Giggles roll across the lawn as kids run past an elderly couple at the fountain ambling toward the makeshift stage on a porch, where familiar old-time bluegrass fills the air. After gentle, timed applauses, the guitarist suddenly jolts the crowd as he thrashes his head with his fingers blazing across the fret board. The audience quiets, awed by the young musician’s raw acoustic energy and electric stage presence.
On the one hand this seems out of place at a bluegrass show. On the other hand, it captures the best, raw energy of the genre at its finest. Whether Billy playing solo at open mics, in a duo with Don Julin or as the leader of his band in its various incarnations, every act has always stood upon the electricity and primal authenticity of Billy Strings’ stage presence.
So where does it come from? It’s not just his raw talent and evident years of practice. There’s more underlying his fire and fans can look to Billy’s early teenage years to understand how metal left a lasting imprint on Billy, his listening and most clearly his stage presence.
After many years sitting across the couch from his father Terry Barber playing acoustic guitars, “he got a Squire Strat electric guitar at the age of 11 and played blues and classic rock tunes by the likes of Jimi Hendrix, Johnny Winter and Black Sabbath” Northern Express Magazine wrote in 2012. “Then came his heavy metal period until the age of 16, followed by some time in ‘a poppy band playing stuff chicks really love — sappy, but with an edge.’”

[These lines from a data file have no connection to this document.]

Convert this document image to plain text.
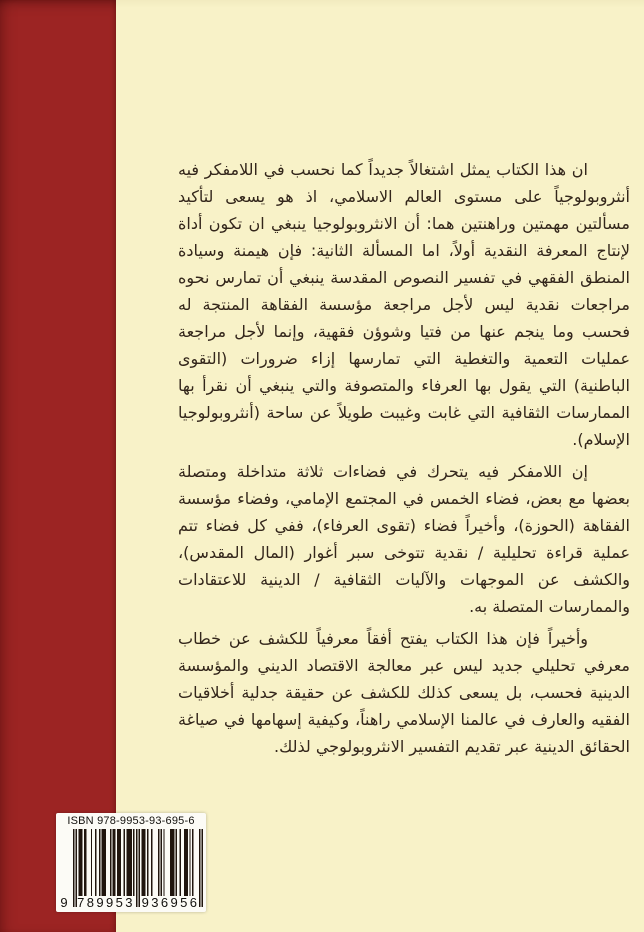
ان هذا الكتاب يمثل اشتغالاً جديداً كما نحسب في اللامفكر فيه أنثروبولوجياً على مستوى العالم الاسلامي، اذ هو يسعى لتأكيد مسألتين مهمتين وراهنتين هما: أن الانثروبولوجيا ينبغي ان تكون أداة لإنتاج المعرفة النقدية أولاً، اما المسألة الثانية: فإن هيمنة وسيادة المنطق الفقهي في تفسير النصوص المقدسة ينبغي أن تمارس نحوه مراجعات نقدية ليس لأجل مراجعة مؤسسة الفقاهة المنتجة له فحسب وما ينجم عنها من فتيا وشوؤن فقهية، وإنما لأجل مراجعة عمليات التعمية والتغطية التي تمارسها إزاء ضرورات (التقوى الباطنية) التي يقول بها العرفاء والمتصوفة والتي ينبغي أن نقرأ بها الممارسات الثقافية التي غابت وغيبت طويلاً عن ساحة (أنثروبولوجيا الإسلام).

إن اللامفكر فيه يتحرك في فضاءات ثلاثة متداخلة ومتصلة بعضها مع بعض، فضاء الخمس في المجتمع الإمامي، وفضاء مؤسسة الفقاهة (الحوزة)، وأخيراً فضاء (تقوى العرفاء)، ففي كل فضاء تتم عملية قراءة تحليلية / نقدية تتوخى سبر أغوار (المال المقدس)، والكشف عن الموجهات والآليات الثقافية / الدينية للاعتقادات والممارسات المتصلة به.

وأخيراً فإن هذا الكتاب يفتح أفقاً معرفياً للكشف عن خطاب معرفي تحليلي جديد ليس عبر معالجة الاقتصاد الديني والمؤسسة الدينية فحسب، بل يسعى كذلك للكشف عن حقيقة جدلية أخلاقيات الفقيه والعارف في عالمنا الإسلامي راهناً، وكيفية إسهامها في صياغة الحقائق الدينية عبر تقديم التفسير الانثروبولوجي لذلك.

ISBN 978-9953-93-695-6
9 789953 936956
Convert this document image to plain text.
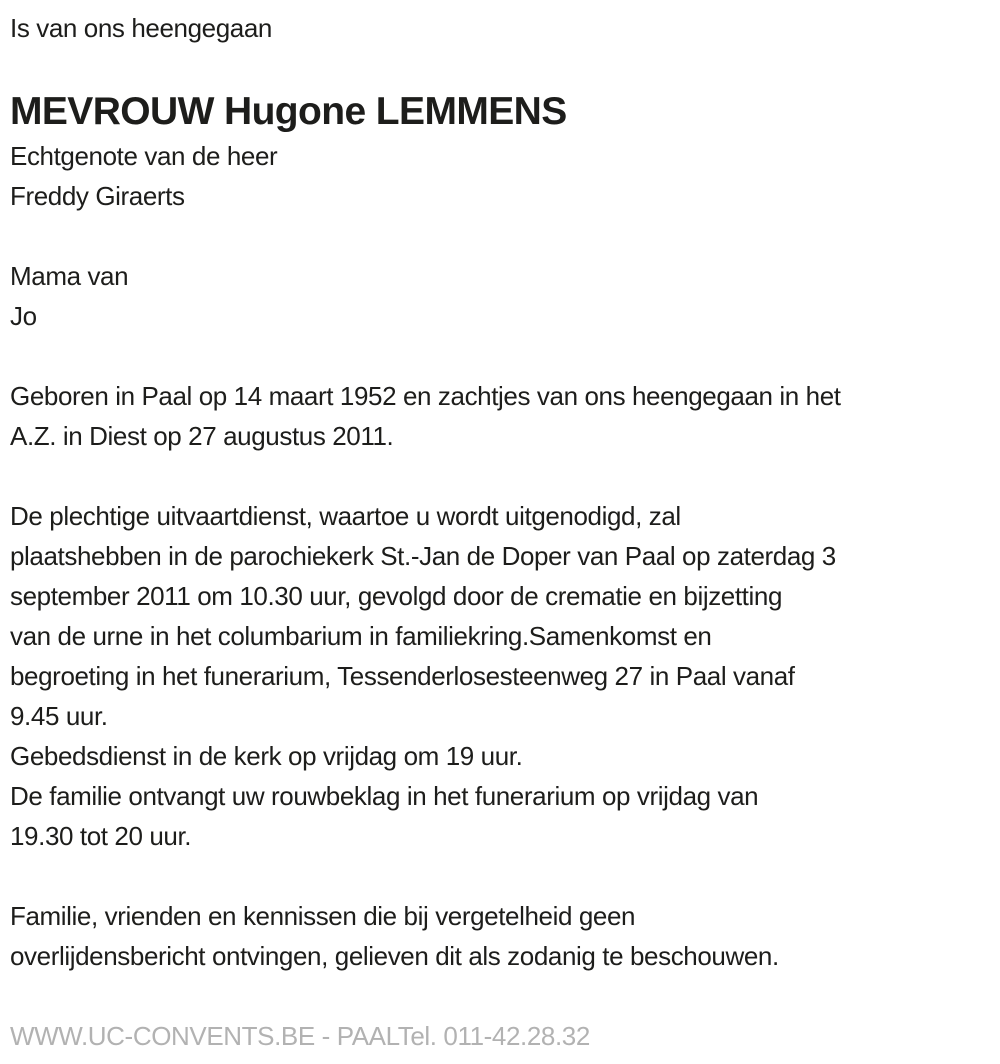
Is van ons heengegaan
MEVROUW Hugone LEMMENS
Echtgenote van de heer
Freddy Giraerts
Mama van
Jo
Geboren in Paal op 14 maart 1952 en zachtjes van ons heengegaan in het
A.Z. in Diest op 27 augustus 2011.
De plechtige uitvaartdienst, waartoe u wordt uitgenodigd, zal
plaatshebben in de parochiekerk St.-Jan de Doper van Paal op zaterdag 3
september 2011 om 10.30 uur, gevolgd door de crematie en bijzetting
van de urne in het columbarium in familiekring.Samenkomst en
begroeting in het funerarium, Tessenderlosesteenweg 27 in Paal vanaf
9.45 uur.
Gebedsdienst in de kerk op vrijdag om 19 uur.
De familie ontvangt uw rouwbeklag in het funerarium op vrijdag van
19.30 tot 20 uur.
Familie, vrienden en kennissen die bij vergetelheid geen
overlijdensbericht ontvingen, gelieven dit als zodanig te beschouwen.
WWW.UC-CONVENTS.BE - PAALTel. 011-42.28.32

Having grown up surrounded by older folks playing older music, Strings decided he wanted to play music with kids his own age. That’s when he turned to other styles of music and was in a heavy metal band called Groove Tongue, Strings told Interlochen Public Radio in 2012. As a teen, Strings played in Ionia metal act, To Once Darkened Skies (Billy here age 15 at a local church).
Strings carries his various experiences with him and they inform his playing to this day. Whether songs dating back to the early Scotch Irish migration or his personal favorite Canadian death-metal act, Cryptopsy, Billy has always been clear that he keeps his ears wide open—even if that means head banging at a bluegrass show.
“Yeah, performing live. I never learned how to perform in a bluegrass band. I learned how to perform in a metal band,” Strings told the Bluegrass Situation in 2021. “I learned music by playing bluegrass when I was a little kid, but by the time I was doing it on stage, it was in a metal band — we were headbanging and running all over the place — and I still can’t help but get into the music like that. I can’t just stand there and play.”
So when Billy plays to folks on a lawn, at a classic theatre, in an arena or a stadium, those years cutting his teeth in sweaty gymnasiums and stale basements thrashing his metal chops, continue to light a fire in each stage performance. And it can be one of his genre-bending hits or a traditional bluegrass tune, but at any moment at any of his live shows folks are sure to find Billy romping all over the stage, banging his head, waving his guitar and beaming a wide smile of awe and appreciation to his fans.